Tickets for defining Rice moment available now
Students should drop everything to see the Dalai Lama speak in late September. And faculty should let students skip class, if necessary, to do so. In fact, faculty should close down their classrooms and go themselves.
Arguably, the Dalai Lama’s will be the most exciting speeches given at Rice in many years. It’s not often that the leader of a country in exile or the leader of a faith comes here, and the Dalai Lama is both.
He is speaking twice on Sept. 22 in Autry Court — at 10 a.m. and again at 2 p.m. Tickets will become available to the general public Sept. 1, but until then, they are available exclusively to Rice students, faculty, alumni and staff, free of charge.

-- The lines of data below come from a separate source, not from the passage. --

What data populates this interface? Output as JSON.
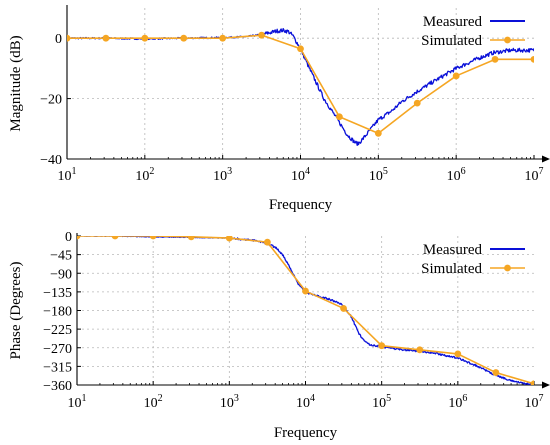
{
  "chart_data": [
    {
      "type": "line",
      "xlabel": "Frequency",
      "ylabel": "Magnitude (dB)",
      "xscale": "log",
      "xlim": [
        10,
        10000000
      ],
      "ylim": [
        -40,
        10
      ],
      "grid": true,
      "legend_position": "top-right",
      "x_ticks": [
        10,
        100,
        1000,
        10000,
        100000,
        1000000,
        10000000
      ],
      "x_tick_labels": [
        {
          "base": "10",
          "exp": "1"
        },
        {
          "base": "10",
          "exp": "2"
        },
        {
          "base": "10",
          "exp": "3"
        },
        {
          "base": "10",
          "exp": "4"
        },
        {
          "base": "10",
          "exp": "5"
        },
        {
          "base": "10",
          "exp": "6"
        },
        {
          "base": "10",
          "exp": "7"
        }
      ],
      "y_ticks": [
        0,
        -20,
        -40
      ],
      "y_tick_labels": [
        "0",
        "−20",
        "−40"
      ],
      "series": [
        {
          "name": "Measured",
          "color": "#0a10d8",
          "style": "line",
          "x": [
            10,
            30,
            100,
            300,
            1000,
            2000,
            3000,
            4000,
            5000,
            6000,
            7000,
            8000,
            10000,
            13000,
            20000,
            30000,
            40000,
            50000,
            55000,
            60000,
            70000,
            100000,
            150000,
            200000,
            300000,
            500000,
            1000000,
            2000000,
            3000000,
            5000000,
            10000000
          ],
          "y": [
            0,
            0,
            -0.2,
            0,
            0.2,
            0.5,
            1.1,
            1.8,
            2.4,
            2.6,
            2.2,
            0.8,
            -3.5,
            -10,
            -20,
            -27,
            -32,
            -34.5,
            -35,
            -34,
            -32,
            -27,
            -24,
            -21,
            -18,
            -14.5,
            -10,
            -6.5,
            -4.8,
            -4,
            -4
          ]
        },
        {
          "name": "Simulated",
          "color": "#f5a623",
          "style": "line-marker",
          "x": [
            10,
            31.6,
            100,
            316,
            1000,
            3160,
            10000,
            31600,
            100000,
            316000,
            1000000,
            3160000,
            10000000
          ],
          "y": [
            0,
            0,
            0,
            0,
            0,
            1,
            -3.5,
            -26,
            -31.5,
            -21.5,
            -12.5,
            -7,
            -7
          ]
        }
      ]
    },
    {
      "type": "line",
      "xlabel": "Frequency",
      "ylabel": "Phase (Degrees)",
      "xscale": "log",
      "xlim": [
        10,
        10000000
      ],
      "ylim": [
        -360,
        0
      ],
      "grid": true,
      "legend_position": "top-right",
      "x_ticks": [
        10,
        100,
        1000,
        10000,
        100000,
        1000000,
        10000000
      ],
      "x_tick_labels": [
        {
          "base": "10",
          "exp": "1"
        },
        {
          "base": "10",
          "exp": "2"
        },
        {
          "base": "10",
          "exp": "3"
        },
        {
          "base": "10",
          "exp": "4"
        },
        {
          "base": "10",
          "exp": "5"
        },
        {
          "base": "10",
          "exp": "6"
        },
        {
          "base": "10",
          "exp": "7"
        }
      ],
      "y_ticks": [
        0,
        -45,
        -90,
        -135,
        -180,
        -225,
        -270,
        -315,
        -360
      ],
      "y_tick_labels": [
        "0",
        "−45",
        "−90",
        "−135",
        "−180",
        "−225",
        "−270",
        "−315",
        "−360"
      ],
      "series": [
        {
          "name": "Measured",
          "color": "#0a10d8",
          "style": "line",
          "x": [
            10,
            30,
            100,
            300,
            1000,
            2000,
            3000,
            4000,
            5000,
            6000,
            7000,
            8000,
            10000,
            13000,
            20000,
            30000,
            40000,
            50000,
            60000,
            70000,
            100000,
            200000,
            300000,
            500000,
            1000000,
            2000000,
            3000000,
            5000000,
            10000000
          ],
          "y": [
            0,
            0,
            -2,
            -3,
            -5,
            -10,
            -17,
            -27,
            -45,
            -70,
            -95,
            -115,
            -135,
            -143,
            -152,
            -165,
            -195,
            -235,
            -255,
            -262,
            -268,
            -275,
            -278,
            -283,
            -295,
            -318,
            -335,
            -350,
            -360
          ]
        },
        {
          "name": "Simulated",
          "color": "#f5a623",
          "style": "line-marker",
          "x": [
            10,
            31.6,
            100,
            316,
            1000,
            3160,
            10000,
            31600,
            100000,
            316000,
            1000000,
            3160000,
            10000000
          ],
          "y": [
            0,
            0,
            0,
            -2,
            -5,
            -15,
            -133,
            -175,
            -265,
            -275,
            -285,
            -330,
            -357
          ]
        }
      ]
    }
  ]
}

Students and others can pick up one or two tickets to either speech weekdays between 8:30 a.m. and 5 p.m. at the Athletic Ticket Office in Autry Court.
For students, high attendance will provide more than the obvious educational and “coolness” benefits (how many people have been in the same room as the Dalai Lama?). A high turnout will also signal that students are serious enough about campus speeches to deserve a meaningful voice in the 2006 commencement speaker selection process. On the other hand, if students do not attend this international icon’s speech in large numbers, not only will we have affirmed our general apathy, but we also will have no legitimacy with which to weigh in on future campus speeches or potential speakers — like the one coming to (or from?) Rice on May 13.